Meandering around, trying to find a decent vantage point while retaining the ability to move around, I realize it's probably not going to happen anywhere near the stage.
Double shit. My camera/lens configuration needed to be changed.
Just as I get everything all reconfigured, and walk back in, BeItTheMeans, the opening band, takes the stage. They're an awesome southern rock group hailing from Sylacauga, Alabama.
Trying to get the coverage I want, traversing the crowd with $2400 in moderately sensitive electronic equipment hanging from my neck, I run into Dave at stage left. He brings me back stage and introduces me to the band. Scott, Flip, and Damon all give me a really warm greeting, and seem pretty happy that I'm there. They get back to their pre-show routine. I manage to get a few snaps off, and sit down to sort through some of my shots of BeItTheMeans.
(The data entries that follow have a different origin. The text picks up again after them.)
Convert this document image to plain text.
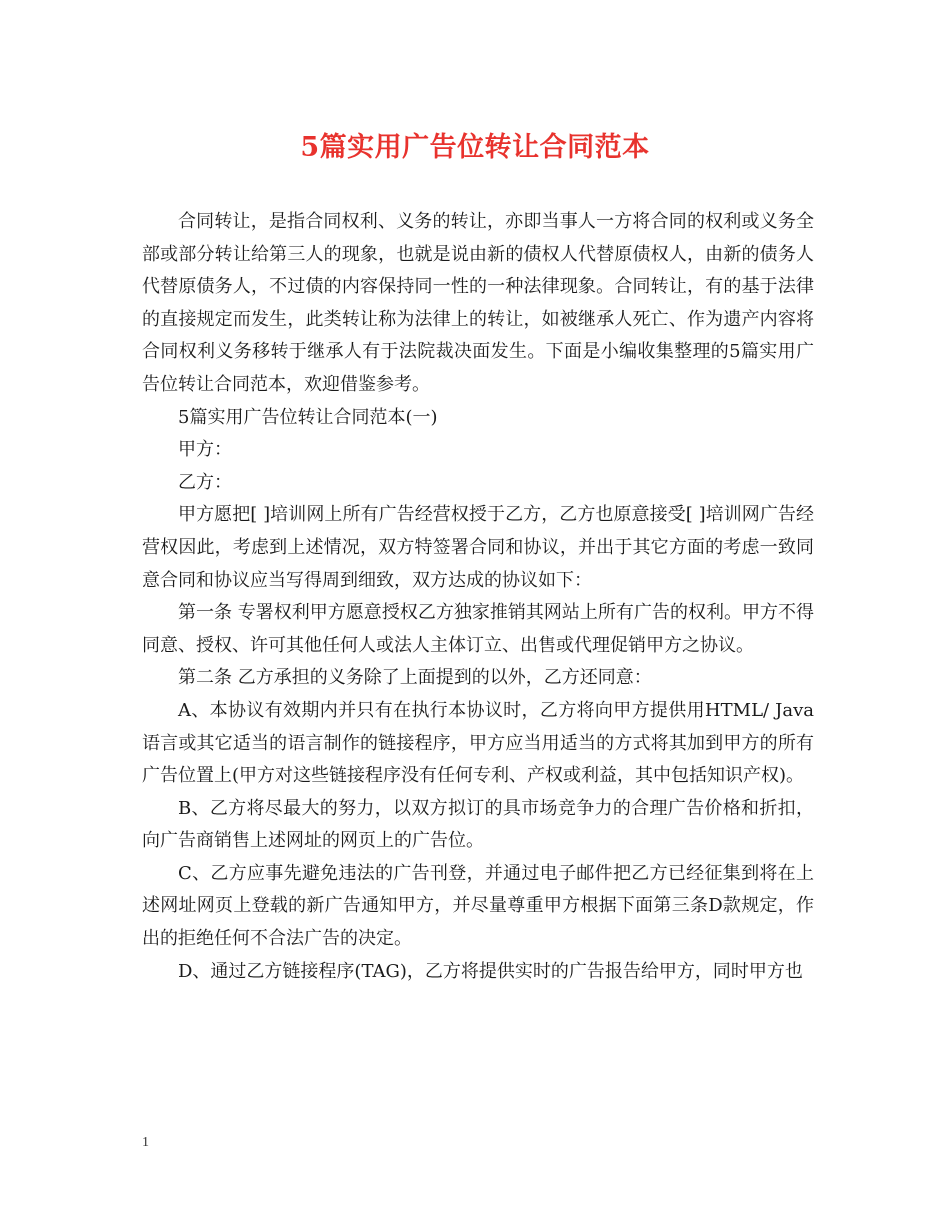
5篇实用广告位转让合同范本

合同转让，是指合同权利、义务的转让，亦即当事人一方将合同的权利或义务全部或部分转让给第三人的现象，也就是说由新的债权人代替原债权人，由新的债务人代替原债务人，不过债的内容保持同一性的一种法律现象。合同转让，有的基于法律的直接规定而发生，此类转让称为法律上的转让，如被继承人死亡、作为遗产内容将合同权利义务移转于继承人有于法院裁决面发生。下面是小编收集整理的5篇实用广告位转让合同范本，欢迎借鉴参考。

5篇实用广告位转让合同范本(一)

甲方：

乙方：

甲方愿把[ ]培训网上所有广告经营权授于乙方，乙方也原意接受[ ]培训网广告经营权因此，考虑到上述情况，双方特签署合同和协议，并出于其它方面的考虑一致同意合同和协议应当写得周到细致，双方达成的协议如下：

第一条 专署权利甲方愿意授权乙方独家推销其网站上所有广告的权利。甲方不得同意、授权、许可其他任何人或法人主体订立、出售或代理促销甲方之协议。

第二条 乙方承担的义务除了上面提到的以外，乙方还同意：

A、本协议有效期内并只有在执行本协议时，乙方将向甲方提供用HTML/ Java语言或其它适当的语言制作的链接程序，甲方应当用适当的方式将其加到甲方的所有广告位置上(甲方对这些链接程序没有任何专利、产权或利益，其中包括知识产权)。

B、乙方将尽最大的努力，以双方拟订的具市场竞争力的合理广告价格和折扣，向广告商销售上述网址的网页上的广告位。

C、乙方应事先避免违法的广告刊登，并通过电子邮件把乙方已经征集到将在上述网址网页上登载的新广告通知甲方，并尽量尊重甲方根据下面第三条D款规定，作出的拒绝任何不合法广告的决定。

D、通过乙方链接程序(TAG)，乙方将提供实时的广告报告给甲方，同时甲方也

1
As Brother Cane is fixing to take the stage, I rush out the door to find a decent spot to start shooting. I managed to find my spot in Dave's "fan section" - a bunch of people I recognized from gigs around Huntsville. The lights dim as the band takes the stage. Within the first few notes the stage is brightly lit. Bright red. Time to set to work.
I take my first few pics thinking this lightshow is really red.
I decide to make my way to the other side of the stage, flipping dials and mashing buttons on my camera to compensate for the lighting.
The opposite side of the stage proved to be just as bad. Triple shit. This was gonna be a real challenge.
It was then a quote popped into my head, a quote that I try to live my life by:
"If you're not having fun, you're doing it wrong."
I was doing it wrong. I was worried about camera settings, lighting, positioning, perfecting composition, you name it. Concerts cannot be shot in this manner. If I was constantly fiddling with the settings, and waiting for something I wanted to happen, I'd miss the whole damn show. I needed to start having fun, and I did just that.
I got in the zone. I started letting the camera do some of the work for me. The camera served it's purpose - it became an extension of my hand. I captured anything and everything that caught my eye without discrimination.
I ended up with nearly 700 pictures that night, and had buckets of fun doing it. There were fleeting moments captured in time that wouldn't have been possible had I still been concentrating on how it could have been a complete disaster.
I starting experiencing the world around me. I stopped doing it wrong, and started having fun.